Cuando una obra se arraiga en la memoria colectiva, se hace difícil separarla del pueblo que la canta. El meu avi, la célebre habanera que, a pesar de todo, durante décadas ha resonado en plazas, conciertos y tabernas, es un ejemplo de ello. Poca gente se había preguntado quién era su autor. Pero esto ha cambiado radicalmente tras el documental Murs de silenci (3Cat, 2024), que vincula a Josep Lluís Ortega Monasterio, compositor de la pieza, con una presunta red de tráfico y explotación sexual de menores. Si fuera cierto, no hablamos de una biografía polémica, sino de delitos execrables. Y ahora, la pregunta ya no es solo qué hacemos del autor, sino qué hacemos de la obra.
Este debate no es nuevo, pero reaparece con cada caso que trasluce las conciencias. Cuando la inmoralidad, el crimen o el abuso manchan la biografía de un creador, hay quien defiende que hay que borrar también su legado artístico. Cancelar, eliminar, silenciar. Es una reacción comprensible, pero es también un error profundo. Porque confunde la obra con el hombre. Y porque nos exige una pureza retrospectiva que la historia del arte —y de la humanidad— no puede ofrecer.
Separar la obra del autor no es indulgencia, sino madurez. Es reconocer que una creación puede tener valor estético, emocional o cultural incluso si quien la hizo es moralmente reprobable. Esto no quiere decir ignorar ni minimizar la gravedad de los hechos. Quiere decir, simplemente, que una obra no es la biografía del autor. Que puede sobrevivirlo, trascenderlo e incluso contradecirlo.
Es más fácil ver la complejidad cuando pensamos en nombres como Louis-Ferdinand Céline, autor de algunos de los pampeanos antisemitas más repugnantes del siglo XX y, al mismo tiempo, de Viaje al fondo de la noche, una novela que revolucionó la prosa europea por su crudeza, lucidez y estilo devastador. O Caravaggio, criminal fugitivo y maestro insuperable del claroscuro. O Roman Polanski, condenado por abuso sexual, pero aún hoy reverenciado por obras como El pianista o Chinatown. O Richard Wagner, compositor monumental que se convirtió en banda sonora ideológica del nazismo. Y así, tantos. Todos ellos nos ponen ante la misma disyuntiva incómoda: ¿qué hacemos cuando la grandeza artística convive con la miseria moral? ¿Qué parte pesa más? Y, sobre todo, ¿quiénes somos nosotros para decidir si una obra debe morir con el autor?

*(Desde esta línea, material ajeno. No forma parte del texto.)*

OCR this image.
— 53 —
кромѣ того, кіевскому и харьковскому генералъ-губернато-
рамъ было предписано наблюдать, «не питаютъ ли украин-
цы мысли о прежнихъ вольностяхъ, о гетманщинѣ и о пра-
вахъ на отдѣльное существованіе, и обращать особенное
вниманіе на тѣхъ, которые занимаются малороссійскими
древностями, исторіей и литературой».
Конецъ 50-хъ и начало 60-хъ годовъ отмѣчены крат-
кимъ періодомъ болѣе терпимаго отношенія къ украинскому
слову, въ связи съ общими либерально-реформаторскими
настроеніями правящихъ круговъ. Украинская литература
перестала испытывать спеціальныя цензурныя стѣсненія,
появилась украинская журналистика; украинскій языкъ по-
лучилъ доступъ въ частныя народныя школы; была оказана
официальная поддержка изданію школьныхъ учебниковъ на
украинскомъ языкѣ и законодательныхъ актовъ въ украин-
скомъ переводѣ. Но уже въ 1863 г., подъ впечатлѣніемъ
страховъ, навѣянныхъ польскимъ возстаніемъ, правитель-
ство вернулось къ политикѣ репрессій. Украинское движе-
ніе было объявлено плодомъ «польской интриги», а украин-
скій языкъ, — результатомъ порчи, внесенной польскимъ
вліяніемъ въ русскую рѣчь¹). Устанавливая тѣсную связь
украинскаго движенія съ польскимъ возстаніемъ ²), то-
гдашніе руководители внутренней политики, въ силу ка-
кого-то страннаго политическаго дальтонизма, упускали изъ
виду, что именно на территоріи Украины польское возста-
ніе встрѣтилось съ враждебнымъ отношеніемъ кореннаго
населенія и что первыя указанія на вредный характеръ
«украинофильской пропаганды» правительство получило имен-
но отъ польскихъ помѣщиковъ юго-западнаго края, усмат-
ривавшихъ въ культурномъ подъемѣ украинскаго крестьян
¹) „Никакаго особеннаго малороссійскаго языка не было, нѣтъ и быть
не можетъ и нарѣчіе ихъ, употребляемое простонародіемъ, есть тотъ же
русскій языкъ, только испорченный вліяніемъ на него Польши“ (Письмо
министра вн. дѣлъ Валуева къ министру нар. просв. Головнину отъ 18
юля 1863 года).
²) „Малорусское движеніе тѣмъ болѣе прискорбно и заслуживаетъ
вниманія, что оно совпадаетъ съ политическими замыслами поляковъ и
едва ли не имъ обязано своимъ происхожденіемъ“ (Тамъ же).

En el caso de Ortega Monasterio, el impacto emocional es más directo porque El meu avi forma parte de una liturgia sentimental catalana. Ahora bien, que la canción continúe interpretándose no quiere decir blanquear al autor. Quiere decir distinguir entre la música que nos acompaña y el hombre que presuntamente hizo daño. Podemos cantarla sabiendo quién la escribió, del mismo modo que podemos leer Voyage au bout de la nuit sabiendo quién era Céline: con conciencia crítica, con dolor, pero también con capacidad de discernimiento.
No se trata de defender nada ni a nadie, sino de entender que si solo conservamos las obras de los seres moralmente ejemplares, nuestro legado cultural quedará desmenuzado. La historia del arte, de la literatura, de la música, es una historia hecha por humanos: algunos brillantes, otros deplorables. Pero la cultura no es una ceremonia de expiación. Es un espacio de confrontación, de tensión, de preguntas difíciles.
Y esta es una de ello: ¿qué hacemos con las obras que queremos cuando descubrimos que el autor no merece nuestro respeto? La respuesta no puede ser sencilla. Pero tampoco puede ser la amnesia. La cultura no se construye con silencio, sino con memoria.